By C. Catania
First, I’d like to thank those of you who are taking the time to read this blog. Perhaps what is so special, at least to me, is not only our devoted readership, but also the depth in which folks from coast-to-coast are responding. I enjoy reading the comments left at the end of the articles, but I also enjoy reading, and responding, to each and every one of your emails. Some of the emails that I’ve received since our inception, but particularly over the past week, are heartwarming and encouraging for a conservative during these turbulent times of liberalism, while others are just plain amusing. I’d like to encourage your continued writing (for those of you who don’t know: email@example.com), as I truly enjoy the perspectives, ideas, and questions that stem from the hearts and minds of such ardent patriots, both here inside and outside of Arkansas.
I was going to write today about the shakeup in German politics. Instead, I would like to write on a more personal note, though we will cover Angela Merkel’s successes and what it means to us as Americans later this week.
Here’s a question I have recently received from a self-identified moderate from Kansas:
You talk about Sen. Hutchison’s challenging Rick Perry as though it is unwise for the party. Do you consider the possible benefits of an increasingly responsive Governor for Texas in that analysis?
This question seems particularly valid this week, not only because I believe that drawing the line on what is “best for the party” is increasingly difficult, but also because I have seen my own views muddied lately. First Texas, then together, we’ll try to identify where that line lies. In order to answer this question, we must first ask ourselves, do we believe that Senator Hutchison will be more responsive than the current Governor, Rick Perry. Many of you have read the article from last week on the gubernatorial race itself, so we won’t rehash talking points today, but it is available for you to review, if you so choose.
In short, Governor Perry most certainly has an agenda and a record for fighting for individual state rights. On the other hand, Texas is continuing to grow at increasingly high rates. I’d like to say that Americans are moving to Texas because of its ever-growing economic opportunities compared to its low cost of living, but you can judge for yourselves. If that is the case though, then I’d be hard-pressed to say that Governor Perry is not doing right by the people of the State of Texas. Don’t forget, the cost of a Texas gubernatorial primary is estimated to cost upwards of $50 million, almost completely coming from conservatives, which would otherwise be used during a general election campaign. The question again becomes: Could that money be better spent?

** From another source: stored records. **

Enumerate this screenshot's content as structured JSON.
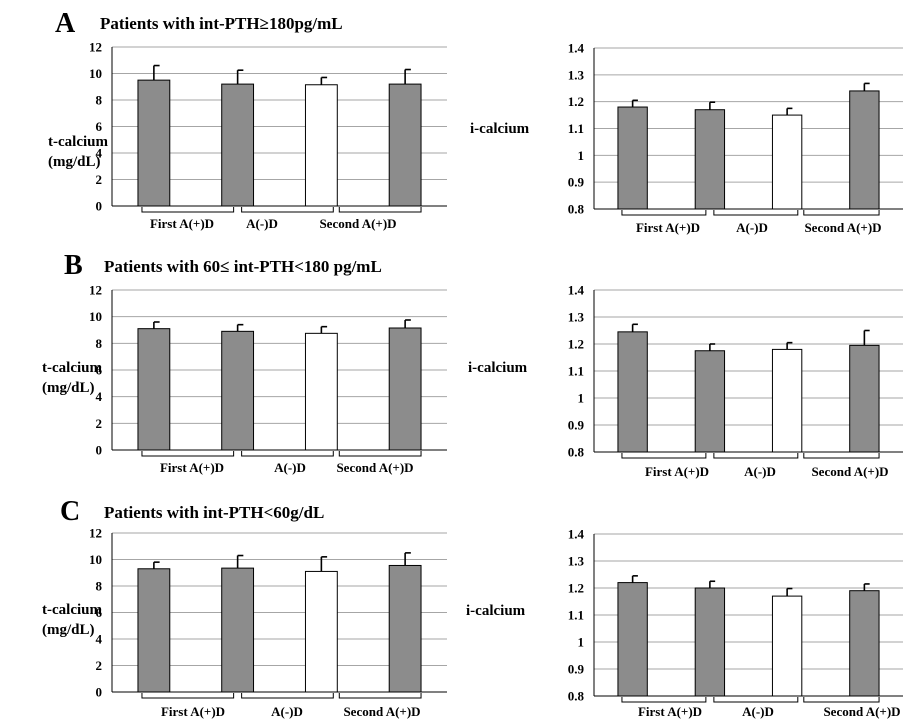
{
  "colors": {
    "first": "#8c8c8c",
    "absent": "#ffffff",
    "second": "#8c8c8c",
    "grid": "#a6a6a6"
  },
  "panels": [
    {
      "letter": "A",
      "title": "Patients with int-PTH≥180pg/mL"
    },
    {
      "letter": "B",
      "title": "Patients with 60≤ int-PTH<180 pg/mL"
    },
    {
      "letter": "C",
      "title": "Patients with int-PTH<60g/dL"
    }
  ],
  "chart_data": [
    {
      "id": "A-t",
      "type": "bar",
      "ylabel": [
        "t-calcium",
        "(mg/dL)"
      ],
      "ylim": [
        0,
        12
      ],
      "yticks": [
        "0",
        "2",
        "4",
        "6",
        "8",
        "10",
        "12"
      ],
      "groups": [
        "First A(+)D",
        "A(-)D",
        "Second A(+)D"
      ],
      "values": [
        9.5,
        9.2,
        9.15,
        9.2
      ],
      "errors": [
        1.1,
        1.05,
        0.55,
        1.1
      ],
      "fills": [
        "first",
        "first",
        "absent",
        "second"
      ],
      "grid": true
    },
    {
      "id": "A-i",
      "type": "bar",
      "ylabel": [
        "i-calcium"
      ],
      "ylim": [
        0.8,
        1.4
      ],
      "yticks": [
        "0.8",
        "0.9",
        "1",
        "1.1",
        "1.2",
        "1.3",
        "1.4"
      ],
      "groups": [
        "First A(+)D",
        "A(-)D",
        "Second A(+)D"
      ],
      "values": [
        1.18,
        1.17,
        1.15,
        1.24
      ],
      "errors": [
        0.025,
        0.028,
        0.025,
        0.028
      ],
      "fills": [
        "first",
        "first",
        "absent",
        "second"
      ],
      "grid": true
    },
    {
      "id": "B-t",
      "type": "bar",
      "ylabel": [
        "t-calcium",
        "(mg/dL)"
      ],
      "ylim": [
        0,
        12
      ],
      "yticks": [
        "0",
        "2",
        "4",
        "6",
        "8",
        "10",
        "12"
      ],
      "groups": [
        "First A(+)D",
        "A(-)D",
        "Second A(+)D"
      ],
      "values": [
        9.1,
        8.9,
        8.75,
        9.15
      ],
      "errors": [
        0.5,
        0.5,
        0.5,
        0.6
      ],
      "fills": [
        "first",
        "first",
        "absent",
        "second"
      ],
      "grid": true
    },
    {
      "id": "B-i",
      "type": "bar",
      "ylabel": [
        "i-calcium"
      ],
      "ylim": [
        0.8,
        1.4
      ],
      "yticks": [
        "0.8",
        "0.9",
        "1",
        "1.1",
        "1.2",
        "1.3",
        "1.4"
      ],
      "groups": [
        "First A(+)D",
        "A(-)D",
        "Second A(+)D"
      ],
      "values": [
        1.245,
        1.175,
        1.18,
        1.195
      ],
      "errors": [
        0.028,
        0.025,
        0.025,
        0.055
      ],
      "fills": [
        "first",
        "first",
        "absent",
        "second"
      ],
      "grid": true
    },
    {
      "id": "C-t",
      "type": "bar",
      "ylabel": [
        "t-calcium",
        "(mg/dL)"
      ],
      "ylim": [
        0,
        12
      ],
      "yticks": [
        "0",
        "2",
        "4",
        "6",
        "8",
        "10",
        "12"
      ],
      "groups": [
        "First A(+)D",
        "A(-)D",
        "Second A(+)D"
      ],
      "values": [
        9.3,
        9.35,
        9.1,
        9.55
      ],
      "errors": [
        0.5,
        0.95,
        1.1,
        0.95
      ],
      "fills": [
        "first",
        "first",
        "absent",
        "second"
      ],
      "grid": true
    },
    {
      "id": "C-i",
      "type": "bar",
      "ylabel": [
        "i-calcium"
      ],
      "ylim": [
        0.8,
        1.4
      ],
      "yticks": [
        "0.8",
        "0.9",
        "1",
        "1.1",
        "1.2",
        "1.3",
        "1.4"
      ],
      "groups": [
        "First A(+)D",
        "A(-)D",
        "Second A(+)D"
      ],
      "values": [
        1.22,
        1.2,
        1.17,
        1.19
      ],
      "errors": [
        0.025,
        0.025,
        0.028,
        0.025
      ],
      "fills": [
        "first",
        "first",
        "absent",
        "second"
      ],
      "grid": true
    }
  ]
}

Now, I’d like to move on to the question that, especially living in states like Arkansas, Kentucky, Connecticut, and Michigan, many of us are facing. We are seeing crowded fields in Senate and Gubernatorial primaries, and yes, even some House districts, particularly in states where the incumbent Democrats are polling poorly or where an incumbent is retiring. Where do we place the “good of the party” compared to individual desires? Well, in order to look at this, I’d like to replace the word “party,” with the word constitutionalism. So then, where do we place the “good of constitutionalism” compared to the politics of candidacy? I’d like to offer a simple answer, perhaps even one that many of us currently believe. In order to further our agenda of liberty and freedom across our great country, we must actively fight for the values in which we hold dear. In fact, it is our duty to push for the best representation that America can muster; we must fight vigorously for the people that we believe in. That said, we must also fight within the bounds of those very same values that we hold dear.
As conservatives and constitutionalists, we must be aware that having debates on who will represent us best will ultimately bring us the best representation. We also must be conscious, however, of the style in which we debate. When our debating becomes less about issues and platforms than about party squabbles and bickering, we are no longer serving the best interests of America. I say this, not as a reprimand, but as somebody that has always believed in just that logic, but like many, has at times let inter-political irrationality get the best of me. I say this not as a warning— that would be foolish. We already know the dangers of this game that we all play at some time or another. Instead, I’d like to take the opportunity to remind ourselves of a very basic American principle, “United we stand, divided we fall.” We are in a battle to save the America that we know and love; let us not trample over the very essence of what we so zealously wish to defend.